Steineke: „Eine gute Nachricht, gerade für den ländlichen Raum“

Gestern haben die Spitzen der Koalitionsfraktionen von CDU/CSU und SPD bei ihrer Klausurtagung auf der Zugspitze eine umfangreiche Wohnrauminitiative „Für mehr Wohnraum, bezahlbare Mieten und Wohneigentum für Familien“ beschlossen. Zentraler Bestandteil ist das im Koalitionsvertrag verankerte Baukindergeld für Familien. Wie der Bundestagsabgeordnete für den Nordwesten Brandenburgs, Sebastian Steineke, nun informiert, soll die Einführung noch in diesem Sommer im Bundestag beschlossen werden und rückwirkend ab dem 1. Januar 2018 gelten.

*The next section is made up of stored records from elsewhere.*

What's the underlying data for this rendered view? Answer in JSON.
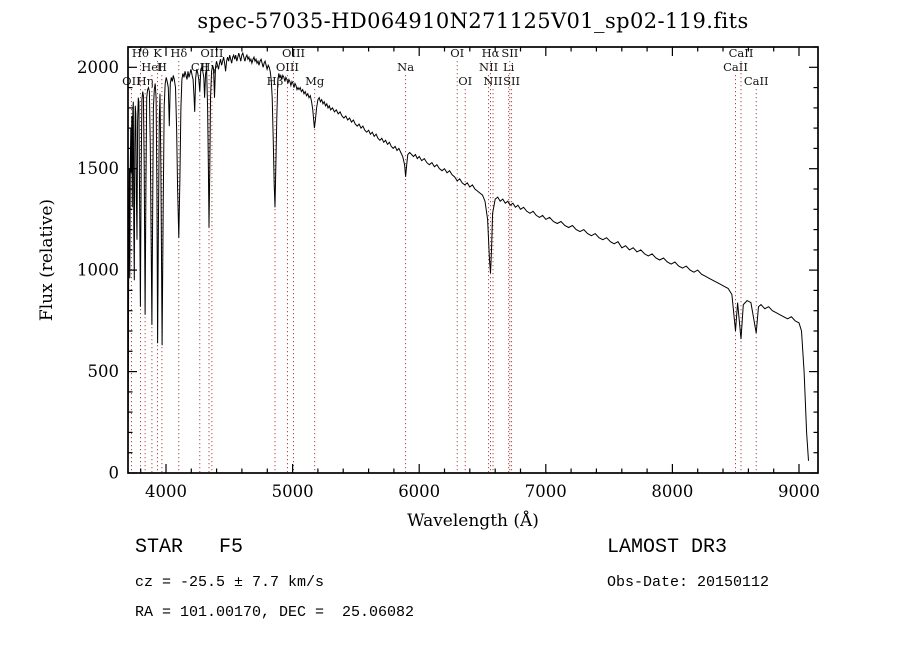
{
  "title": "spec-57035-HD064910N271125V01_sp02-119.fits",
  "footer": {
    "class_label": "STAR   F5",
    "survey": "LAMOST DR3",
    "cz": "cz = -25.5 ± 7.7 km/s",
    "obs_date": "Obs-Date: 20150112",
    "coords": "RA = 101.00170, DEC =  25.06082"
  },
  "chart_data": {
    "type": "line",
    "title": "spec-57035-HD064910N271125V01_sp02-119.fits",
    "xlabel": "Wavelength (Å)",
    "ylabel": "Flux (relative)",
    "xlim": [
      3700,
      9150
    ],
    "ylim": [
      0,
      2100
    ],
    "xticks": [
      4000,
      5000,
      6000,
      7000,
      8000,
      9000
    ],
    "yticks": [
      0,
      500,
      1000,
      1500,
      2000
    ],
    "x_minor_step": 200,
    "y_minor_step": 100,
    "grid": false,
    "line_color": "#000000",
    "feature_line_color": "#a03a34",
    "features": [
      {
        "wavelength": 3727,
        "label": "OII",
        "row": 2
      },
      {
        "wavelength": 3798,
        "label": "Hθ",
        "row": 0
      },
      {
        "wavelength": 3835,
        "label": "Hη",
        "row": 2
      },
      {
        "wavelength": 3889,
        "label": "HeI",
        "row": 1
      },
      {
        "wavelength": 3933,
        "label": "K",
        "row": 0
      },
      {
        "wavelength": 3968,
        "label": "H",
        "row": 1
      },
      {
        "wavelength": 4101,
        "label": "Hδ",
        "row": 0
      },
      {
        "wavelength": 4267,
        "label": "CII",
        "row": 1
      },
      {
        "wavelength": 4340,
        "label": "Hγ",
        "row": 1
      },
      {
        "wavelength": 4363,
        "label": "OIII",
        "row": 0
      },
      {
        "wavelength": 4861,
        "label": "Hβ",
        "row": 2
      },
      {
        "wavelength": 4959,
        "label": "OIII",
        "row": 1
      },
      {
        "wavelength": 5007,
        "label": "OIII",
        "row": 0
      },
      {
        "wavelength": 5175,
        "label": "Mg",
        "row": 2
      },
      {
        "wavelength": 5893,
        "label": "Na",
        "row": 1
      },
      {
        "wavelength": 6300,
        "label": "OI",
        "row": 0
      },
      {
        "wavelength": 6363,
        "label": "OI",
        "row": 2
      },
      {
        "wavelength": 6548,
        "label": "NII",
        "row": 1
      },
      {
        "wavelength": 6563,
        "label": "Hα",
        "row": 0
      },
      {
        "wavelength": 6583,
        "label": "NII",
        "row": 2
      },
      {
        "wavelength": 6707,
        "label": "Li",
        "row": 1
      },
      {
        "wavelength": 6716,
        "label": "SII",
        "row": 0
      },
      {
        "wavelength": 6730,
        "label": "SII",
        "row": 2
      },
      {
        "wavelength": 8498,
        "label": "CaII",
        "row": 1
      },
      {
        "wavelength": 8542,
        "label": "CaII",
        "row": 0
      },
      {
        "wavelength": 8662,
        "label": "CaII",
        "row": 2
      }
    ],
    "points": [
      [
        3700,
        80
      ],
      [
        3703,
        620
      ],
      [
        3706,
        1180
      ],
      [
        3710,
        1500
      ],
      [
        3714,
        960
      ],
      [
        3718,
        1520
      ],
      [
        3722,
        1700
      ],
      [
        3726,
        1480
      ],
      [
        3730,
        1760
      ],
      [
        3734,
        1310
      ],
      [
        3738,
        1780
      ],
      [
        3742,
        1830
      ],
      [
        3746,
        1210
      ],
      [
        3750,
        950
      ],
      [
        3754,
        1610
      ],
      [
        3758,
        1810
      ],
      [
        3762,
        1770
      ],
      [
        3766,
        1360
      ],
      [
        3771,
        1150
      ],
      [
        3776,
        1730
      ],
      [
        3781,
        1850
      ],
      [
        3786,
        1830
      ],
      [
        3791,
        1410
      ],
      [
        3798,
        820
      ],
      [
        3804,
        1510
      ],
      [
        3810,
        1840
      ],
      [
        3816,
        1880
      ],
      [
        3822,
        1860
      ],
      [
        3828,
        1510
      ],
      [
        3835,
        780
      ],
      [
        3842,
        1460
      ],
      [
        3848,
        1850
      ],
      [
        3855,
        1890
      ],
      [
        3862,
        1900
      ],
      [
        3869,
        1880
      ],
      [
        3876,
        1610
      ],
      [
        3883,
        1110
      ],
      [
        3889,
        730
      ],
      [
        3895,
        1310
      ],
      [
        3901,
        1800
      ],
      [
        3908,
        1890
      ],
      [
        3915,
        1920
      ],
      [
        3922,
        1850
      ],
      [
        3928,
        1410
      ],
      [
        3934,
        640
      ],
      [
        3940,
        1210
      ],
      [
        3947,
        1750
      ],
      [
        3953,
        1870
      ],
      [
        3960,
        1500
      ],
      [
        3969,
        630
      ],
      [
        3978,
        1310
      ],
      [
        3986,
        1810
      ],
      [
        3994,
        1920
      ],
      [
        4002,
        1950
      ],
      [
        4010,
        1930
      ],
      [
        4018,
        1900
      ],
      [
        4026,
        1710
      ],
      [
        4034,
        1920
      ],
      [
        4042,
        1950
      ],
      [
        4050,
        1930
      ],
      [
        4058,
        1960
      ],
      [
        4066,
        1940
      ],
      [
        4075,
        1900
      ],
      [
        4084,
        1700
      ],
      [
        4092,
        1400
      ],
      [
        4101,
        1160
      ],
      [
        4110,
        1450
      ],
      [
        4118,
        1800
      ],
      [
        4126,
        1940
      ],
      [
        4134,
        1970
      ],
      [
        4142,
        1950
      ],
      [
        4150,
        1980
      ],
      [
        4158,
        1960
      ],
      [
        4166,
        1940
      ],
      [
        4174,
        1980
      ],
      [
        4182,
        1950
      ],
      [
        4190,
        1970
      ],
      [
        4198,
        1990
      ],
      [
        4206,
        1960
      ],
      [
        4214,
        1940
      ],
      [
        4222,
        1850
      ],
      [
        4227,
        1780
      ],
      [
        4235,
        1950
      ],
      [
        4243,
        1990
      ],
      [
        4251,
        1970
      ],
      [
        4259,
        1940
      ],
      [
        4267,
        1880
      ],
      [
        4275,
        1990
      ],
      [
        4283,
        2000
      ],
      [
        4291,
        1980
      ],
      [
        4299,
        1950
      ],
      [
        4305,
        1850
      ],
      [
        4313,
        1970
      ],
      [
        4321,
        1990
      ],
      [
        4329,
        1800
      ],
      [
        4335,
        1500
      ],
      [
        4340,
        1210
      ],
      [
        4346,
        1500
      ],
      [
        4352,
        1850
      ],
      [
        4360,
        1980
      ],
      [
        4368,
        2010
      ],
      [
        4376,
        1990
      ],
      [
        4383,
        1850
      ],
      [
        4391,
        2000
      ],
      [
        4399,
        2030
      ],
      [
        4407,
        2010
      ],
      [
        4415,
        1990
      ],
      [
        4423,
        2020
      ],
      [
        4431,
        2040
      ],
      [
        4439,
        2010
      ],
      [
        4447,
        2030
      ],
      [
        4455,
        2050
      ],
      [
        4463,
        2020
      ],
      [
        4471,
        1980
      ],
      [
        4479,
        2030
      ],
      [
        4487,
        2050
      ],
      [
        4495,
        2030
      ],
      [
        4503,
        2060
      ],
      [
        4511,
        2040
      ],
      [
        4519,
        2020
      ],
      [
        4527,
        2050
      ],
      [
        4535,
        2060
      ],
      [
        4543,
        2040
      ],
      [
        4551,
        2060
      ],
      [
        4559,
        2030
      ],
      [
        4567,
        2050
      ],
      [
        4575,
        2070
      ],
      [
        4583,
        2050
      ],
      [
        4591,
        2030
      ],
      [
        4599,
        2060
      ],
      [
        4607,
        2070
      ],
      [
        4615,
        2050
      ],
      [
        4623,
        2030
      ],
      [
        4631,
        2050
      ],
      [
        4639,
        2060
      ],
      [
        4647,
        2040
      ],
      [
        4655,
        2050
      ],
      [
        4663,
        2030
      ],
      [
        4671,
        2040
      ],
      [
        4679,
        2020
      ],
      [
        4687,
        2040
      ],
      [
        4695,
        2050
      ],
      [
        4703,
        2030
      ],
      [
        4711,
        2040
      ],
      [
        4719,
        2020
      ],
      [
        4727,
        2030
      ],
      [
        4735,
        2010
      ],
      [
        4743,
        2030
      ],
      [
        4751,
        2040
      ],
      [
        4759,
        2020
      ],
      [
        4767,
        2000
      ],
      [
        4775,
        2020
      ],
      [
        4783,
        2030
      ],
      [
        4791,
        2010
      ],
      [
        4799,
        1990
      ],
      [
        4807,
        2010
      ],
      [
        4815,
        2000
      ],
      [
        4823,
        1980
      ],
      [
        4831,
        1940
      ],
      [
        4839,
        1850
      ],
      [
        4847,
        1650
      ],
      [
        4855,
        1420
      ],
      [
        4861,
        1310
      ],
      [
        4867,
        1480
      ],
      [
        4875,
        1750
      ],
      [
        4883,
        1930
      ],
      [
        4891,
        1970
      ],
      [
        4899,
        1950
      ],
      [
        4907,
        1960
      ],
      [
        4915,
        1940
      ],
      [
        4923,
        1960
      ],
      [
        4931,
        1950
      ],
      [
        4939,
        1930
      ],
      [
        4947,
        1950
      ],
      [
        4955,
        1940
      ],
      [
        4963,
        1920
      ],
      [
        4971,
        1940
      ],
      [
        4979,
        1930
      ],
      [
        4987,
        1910
      ],
      [
        4995,
        1930
      ],
      [
        5003,
        1920
      ],
      [
        5011,
        1900
      ],
      [
        5019,
        1920
      ],
      [
        5027,
        1910
      ],
      [
        5035,
        1890
      ],
      [
        5043,
        1900
      ],
      [
        5051,
        1890
      ],
      [
        5060,
        1900
      ],
      [
        5070,
        1880
      ],
      [
        5080,
        1890
      ],
      [
        5090,
        1870
      ],
      [
        5100,
        1880
      ],
      [
        5110,
        1860
      ],
      [
        5120,
        1870
      ],
      [
        5130,
        1850
      ],
      [
        5140,
        1860
      ],
      [
        5150,
        1830
      ],
      [
        5160,
        1790
      ],
      [
        5172,
        1700
      ],
      [
        5180,
        1740
      ],
      [
        5190,
        1800
      ],
      [
        5200,
        1840
      ],
      [
        5210,
        1850
      ],
      [
        5220,
        1830
      ],
      [
        5230,
        1840
      ],
      [
        5240,
        1820
      ],
      [
        5250,
        1830
      ],
      [
        5260,
        1810
      ],
      [
        5270,
        1820
      ],
      [
        5280,
        1800
      ],
      [
        5290,
        1810
      ],
      [
        5300,
        1790
      ],
      [
        5315,
        1800
      ],
      [
        5330,
        1780
      ],
      [
        5345,
        1790
      ],
      [
        5360,
        1770
      ],
      [
        5375,
        1780
      ],
      [
        5390,
        1760
      ],
      [
        5405,
        1750
      ],
      [
        5420,
        1760
      ],
      [
        5435,
        1740
      ],
      [
        5450,
        1750
      ],
      [
        5465,
        1730
      ],
      [
        5480,
        1740
      ],
      [
        5495,
        1720
      ],
      [
        5510,
        1710
      ],
      [
        5525,
        1720
      ],
      [
        5540,
        1700
      ],
      [
        5555,
        1710
      ],
      [
        5570,
        1690
      ],
      [
        5585,
        1680
      ],
      [
        5600,
        1690
      ],
      [
        5615,
        1670
      ],
      [
        5630,
        1680
      ],
      [
        5645,
        1660
      ],
      [
        5660,
        1670
      ],
      [
        5675,
        1650
      ],
      [
        5690,
        1640
      ],
      [
        5705,
        1650
      ],
      [
        5720,
        1630
      ],
      [
        5735,
        1640
      ],
      [
        5750,
        1620
      ],
      [
        5765,
        1630
      ],
      [
        5780,
        1610
      ],
      [
        5795,
        1600
      ],
      [
        5810,
        1610
      ],
      [
        5825,
        1590
      ],
      [
        5840,
        1600
      ],
      [
        5855,
        1580
      ],
      [
        5870,
        1560
      ],
      [
        5885,
        1520
      ],
      [
        5893,
        1460
      ],
      [
        5901,
        1520
      ],
      [
        5910,
        1570
      ],
      [
        5925,
        1580
      ],
      [
        5940,
        1570
      ],
      [
        5955,
        1560
      ],
      [
        5970,
        1570
      ],
      [
        5985,
        1550
      ],
      [
        6000,
        1560
      ],
      [
        6020,
        1540
      ],
      [
        6040,
        1550
      ],
      [
        6060,
        1530
      ],
      [
        6080,
        1520
      ],
      [
        6100,
        1530
      ],
      [
        6120,
        1510
      ],
      [
        6140,
        1520
      ],
      [
        6160,
        1500
      ],
      [
        6180,
        1490
      ],
      [
        6200,
        1500
      ],
      [
        6220,
        1480
      ],
      [
        6240,
        1490
      ],
      [
        6260,
        1470
      ],
      [
        6280,
        1460
      ],
      [
        6300,
        1440
      ],
      [
        6320,
        1450
      ],
      [
        6340,
        1430
      ],
      [
        6360,
        1420
      ],
      [
        6380,
        1430
      ],
      [
        6400,
        1410
      ],
      [
        6420,
        1420
      ],
      [
        6440,
        1400
      ],
      [
        6460,
        1390
      ],
      [
        6480,
        1380
      ],
      [
        6500,
        1370
      ],
      [
        6520,
        1340
      ],
      [
        6540,
        1250
      ],
      [
        6555,
        1050
      ],
      [
        6563,
        985
      ],
      [
        6571,
        1100
      ],
      [
        6580,
        1280
      ],
      [
        6600,
        1350
      ],
      [
        6620,
        1360
      ],
      [
        6640,
        1340
      ],
      [
        6660,
        1350
      ],
      [
        6680,
        1330
      ],
      [
        6700,
        1340
      ],
      [
        6720,
        1320
      ],
      [
        6740,
        1330
      ],
      [
        6760,
        1310
      ],
      [
        6780,
        1320
      ],
      [
        6800,
        1300
      ],
      [
        6825,
        1310
      ],
      [
        6850,
        1290
      ],
      [
        6875,
        1280
      ],
      [
        6900,
        1290
      ],
      [
        6925,
        1270
      ],
      [
        6950,
        1260
      ],
      [
        6975,
        1270
      ],
      [
        7000,
        1250
      ],
      [
        7030,
        1260
      ],
      [
        7060,
        1240
      ],
      [
        7090,
        1230
      ],
      [
        7120,
        1240
      ],
      [
        7150,
        1220
      ],
      [
        7180,
        1210
      ],
      [
        7210,
        1220
      ],
      [
        7240,
        1200
      ],
      [
        7270,
        1190
      ],
      [
        7300,
        1200
      ],
      [
        7330,
        1180
      ],
      [
        7360,
        1170
      ],
      [
        7390,
        1180
      ],
      [
        7420,
        1160
      ],
      [
        7450,
        1150
      ],
      [
        7480,
        1160
      ],
      [
        7510,
        1140
      ],
      [
        7540,
        1130
      ],
      [
        7570,
        1140
      ],
      [
        7600,
        1110
      ],
      [
        7630,
        1120
      ],
      [
        7660,
        1100
      ],
      [
        7690,
        1110
      ],
      [
        7720,
        1090
      ],
      [
        7750,
        1100
      ],
      [
        7780,
        1080
      ],
      [
        7810,
        1070
      ],
      [
        7840,
        1080
      ],
      [
        7870,
        1060
      ],
      [
        7900,
        1050
      ],
      [
        7930,
        1060
      ],
      [
        7960,
        1040
      ],
      [
        7990,
        1030
      ],
      [
        8020,
        1040
      ],
      [
        8050,
        1020
      ],
      [
        8080,
        1010
      ],
      [
        8110,
        1020
      ],
      [
        8140,
        1000
      ],
      [
        8170,
        990
      ],
      [
        8200,
        1000
      ],
      [
        8230,
        980
      ],
      [
        8260,
        970
      ],
      [
        8290,
        960
      ],
      [
        8320,
        950
      ],
      [
        8350,
        940
      ],
      [
        8380,
        930
      ],
      [
        8410,
        920
      ],
      [
        8440,
        910
      ],
      [
        8470,
        880
      ],
      [
        8498,
        700
      ],
      [
        8515,
        840
      ],
      [
        8542,
        660
      ],
      [
        8560,
        830
      ],
      [
        8590,
        850
      ],
      [
        8620,
        840
      ],
      [
        8662,
        690
      ],
      [
        8680,
        820
      ],
      [
        8700,
        830
      ],
      [
        8730,
        810
      ],
      [
        8760,
        820
      ],
      [
        8790,
        800
      ],
      [
        8820,
        790
      ],
      [
        8850,
        780
      ],
      [
        8880,
        770
      ],
      [
        8910,
        760
      ],
      [
        8940,
        770
      ],
      [
        8970,
        750
      ],
      [
        9000,
        740
      ],
      [
        9020,
        700
      ],
      [
        9040,
        500
      ],
      [
        9060,
        200
      ],
      [
        9075,
        60
      ]
    ]
  }
}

Der Abgeordnete freut sich über diese Einigung. „Das ist eine gute Nachricht, gerade für den ländlichen Raum. Viele Bürgerinnen und Bürger haben mich insbesondere auf die Rückwirkung angesprochen. Ich bin froh, dass die Koalition hier Wort hält,“ so Steineke. Das Baukindergeld war eine Forderung der Union. Bezüglich der rückwirkenden Einführung hatte Steineke aufgrund diverser Anfragen aus seinem Wahlkreis bereits Kontakt zu dem zuständigen Parlamentarischen Staatssekretär im Bauministerium, Marco Wanderwitz, aufgenommen, der dem Abgeordneten eine wohlwollende Prüfung der Rückwirkung zugesagt hat. „Gerade in dünner besiedelten Gebieten wird das Baukindergeld ein attraktiver Anreiz für junge Familien sein, sich dauerhaft niederzulassen,“ hofft Steineke.

Pro Kind und Jahr erhält jede Familie dann 1.200 Euro über einen Zeitraum von zehn Jahren. Recht auf das Baukindergeld hat jede Familie, die in Deutschland zum ersten Mal eine Immobilie neu baut oder erwirbt. Zudem gibt es Einkommensgrenzen, die nicht überschritten werden dürfen.